As far as known, Frank never went to a hospital—only in the cities had therapeutics developed so far. People were cured or died at home. His employers, Fuller & Fuller, doubtless had workmen mashing medicinal lumps to powder with mortar and pestle—a thick mug, and a heavy stone rode with rounded and enlarged end. Liquid medicines were brewed in vats and bottled. Mainly, however, Franks’ family resorted to home remedies—sulphur and molasses to thin the blood in spring; molasses and wormwood for divers ills; vile-tasting dosages of rhubarb, ipecac, picry etc. contributed what they could to health and vigor. Childbirth, for his mother, sister and wife, was unmixed agony—opium derivatives were administered only in extreme emergencies; and surgery was performed on the groaning victim, who was strapped to the table.
The books he had were printed a leaf at a time, on hand presses; later, foot-treadles speeded up the operation of impressing single pages against the type forms. Only in his later years had newspaper and magazine publishing enjoyed the advantage of speed roller presses.
If Frank ever saw a typewriter, he never used one—his last sermons in our possession, were written laboriously on page after page in longhand. He used steel pens only in later years—blotting paper and pen-wipers were standard equipment on every desk. In early life, he and his elders used goose quills, the butt end having been pared down to a fine point. Every page or two, this soft implement had to be sharpened—hence the use of the pen-knife. If he ever used a telephone, it was for an occasional call in Chicago of Milwaukee. He never saw a picture show. Barnstorming troupes of actors, good and worse, toured the country, and supplied whatever dramatic entertainment the population enjoyed. The magic lantern, using a large kerosene lamp for illumination, playing on glass slides, whose images were enlarged by two lenses like those in binoculars, were coming into vogue at the time of his death.

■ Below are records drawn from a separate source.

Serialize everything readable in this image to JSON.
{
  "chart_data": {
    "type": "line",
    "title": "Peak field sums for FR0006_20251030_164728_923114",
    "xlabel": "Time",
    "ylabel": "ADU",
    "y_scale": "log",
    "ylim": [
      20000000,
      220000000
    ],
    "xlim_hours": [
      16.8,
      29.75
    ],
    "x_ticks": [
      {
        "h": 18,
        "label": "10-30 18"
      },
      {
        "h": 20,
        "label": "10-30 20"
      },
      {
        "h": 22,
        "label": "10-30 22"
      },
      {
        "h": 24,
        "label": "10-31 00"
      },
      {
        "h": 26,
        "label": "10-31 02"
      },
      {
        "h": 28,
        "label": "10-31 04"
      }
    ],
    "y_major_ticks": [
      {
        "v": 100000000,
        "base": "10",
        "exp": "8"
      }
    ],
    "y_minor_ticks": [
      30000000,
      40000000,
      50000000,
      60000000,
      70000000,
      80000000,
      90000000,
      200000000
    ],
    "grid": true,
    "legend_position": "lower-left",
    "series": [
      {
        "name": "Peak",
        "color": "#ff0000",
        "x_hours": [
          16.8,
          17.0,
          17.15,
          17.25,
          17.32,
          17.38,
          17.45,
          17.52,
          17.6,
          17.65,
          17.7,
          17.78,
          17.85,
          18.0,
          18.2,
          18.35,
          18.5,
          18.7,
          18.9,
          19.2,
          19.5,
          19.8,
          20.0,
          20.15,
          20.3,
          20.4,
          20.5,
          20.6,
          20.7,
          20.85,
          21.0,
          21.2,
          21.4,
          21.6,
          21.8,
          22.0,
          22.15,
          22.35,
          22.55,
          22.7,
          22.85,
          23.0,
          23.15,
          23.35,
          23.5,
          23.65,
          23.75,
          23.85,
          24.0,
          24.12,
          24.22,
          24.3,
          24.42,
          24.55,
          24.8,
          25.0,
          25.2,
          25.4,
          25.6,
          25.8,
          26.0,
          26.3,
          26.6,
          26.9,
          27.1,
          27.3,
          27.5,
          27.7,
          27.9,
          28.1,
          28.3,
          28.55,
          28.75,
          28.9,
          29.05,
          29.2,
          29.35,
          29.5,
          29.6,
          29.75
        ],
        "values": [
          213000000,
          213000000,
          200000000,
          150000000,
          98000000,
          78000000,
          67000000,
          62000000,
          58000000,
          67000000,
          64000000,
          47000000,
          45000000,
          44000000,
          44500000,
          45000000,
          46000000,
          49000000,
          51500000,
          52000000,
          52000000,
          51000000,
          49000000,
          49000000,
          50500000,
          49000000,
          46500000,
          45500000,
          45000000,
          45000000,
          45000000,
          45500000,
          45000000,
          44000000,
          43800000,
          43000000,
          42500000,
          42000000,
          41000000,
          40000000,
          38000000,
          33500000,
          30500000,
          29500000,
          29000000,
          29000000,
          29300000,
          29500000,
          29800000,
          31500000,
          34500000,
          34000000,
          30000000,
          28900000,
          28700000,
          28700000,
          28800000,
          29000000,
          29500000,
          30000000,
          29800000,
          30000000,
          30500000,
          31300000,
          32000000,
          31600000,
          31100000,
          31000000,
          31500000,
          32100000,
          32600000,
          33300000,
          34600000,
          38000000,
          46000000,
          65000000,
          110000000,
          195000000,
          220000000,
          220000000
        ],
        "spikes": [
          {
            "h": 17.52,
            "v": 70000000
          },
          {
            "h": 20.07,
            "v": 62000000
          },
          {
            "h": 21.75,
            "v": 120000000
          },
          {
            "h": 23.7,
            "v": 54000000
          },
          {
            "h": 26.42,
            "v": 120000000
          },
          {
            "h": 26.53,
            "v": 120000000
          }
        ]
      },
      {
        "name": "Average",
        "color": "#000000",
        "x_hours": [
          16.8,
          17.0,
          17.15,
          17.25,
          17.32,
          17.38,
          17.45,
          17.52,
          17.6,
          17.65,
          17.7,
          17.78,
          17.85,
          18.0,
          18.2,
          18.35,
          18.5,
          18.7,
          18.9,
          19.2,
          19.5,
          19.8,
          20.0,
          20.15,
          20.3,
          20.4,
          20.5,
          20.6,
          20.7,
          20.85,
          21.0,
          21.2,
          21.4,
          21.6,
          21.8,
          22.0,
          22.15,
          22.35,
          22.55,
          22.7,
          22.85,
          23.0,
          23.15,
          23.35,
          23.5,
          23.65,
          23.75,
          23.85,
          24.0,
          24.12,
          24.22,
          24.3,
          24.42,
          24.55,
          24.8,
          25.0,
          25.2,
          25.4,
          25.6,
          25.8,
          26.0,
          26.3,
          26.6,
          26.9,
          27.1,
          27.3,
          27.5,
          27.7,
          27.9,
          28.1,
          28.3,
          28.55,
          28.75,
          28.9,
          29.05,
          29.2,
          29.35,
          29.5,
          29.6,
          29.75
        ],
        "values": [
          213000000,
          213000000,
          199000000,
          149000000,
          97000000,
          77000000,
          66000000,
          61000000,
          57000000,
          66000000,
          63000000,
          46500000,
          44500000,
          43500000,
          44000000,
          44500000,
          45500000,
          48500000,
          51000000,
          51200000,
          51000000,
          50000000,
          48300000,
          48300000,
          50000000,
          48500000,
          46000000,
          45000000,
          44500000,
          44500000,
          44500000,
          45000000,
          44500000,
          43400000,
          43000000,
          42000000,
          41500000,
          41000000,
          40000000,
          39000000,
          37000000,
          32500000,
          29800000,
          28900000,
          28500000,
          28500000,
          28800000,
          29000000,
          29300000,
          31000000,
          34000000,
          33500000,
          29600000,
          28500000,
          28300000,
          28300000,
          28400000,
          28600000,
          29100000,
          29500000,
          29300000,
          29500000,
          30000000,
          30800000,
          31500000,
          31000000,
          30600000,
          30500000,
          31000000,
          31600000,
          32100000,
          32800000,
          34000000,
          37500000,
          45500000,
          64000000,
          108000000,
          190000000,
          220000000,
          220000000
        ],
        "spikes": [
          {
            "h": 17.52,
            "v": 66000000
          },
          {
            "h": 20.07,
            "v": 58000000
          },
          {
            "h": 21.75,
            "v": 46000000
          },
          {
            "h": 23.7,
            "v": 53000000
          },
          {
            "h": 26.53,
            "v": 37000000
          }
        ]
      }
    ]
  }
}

As a man in middle life, he saw the first gas-buggy which came to his town—he surely never rode in one. His first churches were some 7 miles apart; and he had a horse which took him from one to the other. In his last town, he borrowed Assemblyman Conger’s old mare Babe and buggy for his not-too-frequent country calls.
While by the gay 90’s, opticians were appearing in the cities, Frank never wore spectacles, nor did his aged father, who was able to read by the help of a hand magnifying glass.
In short, his world would seem to us, if we might be dropped down into it, as impossibly cumbersome and laborious. This feeble attempt to recreate our ancestor as he lived out his days, however, indicates that the really important factors of a successful and rewarding life; intelligence, consecration to his life’s goals, love and kindness, purity and sheer goodness, are in no way dependent on gadgets or conveniences. He was contented, since nobody else, at least in his set, was better provided for. It is more than probable that he and his friends in that simple and slowly-moving age, were actually richer than the ulcerate, jittery, driven moguls in their electronic penthouses. God grant that his progeny may operate in their sophisticated milieu, as usefully as he did in his.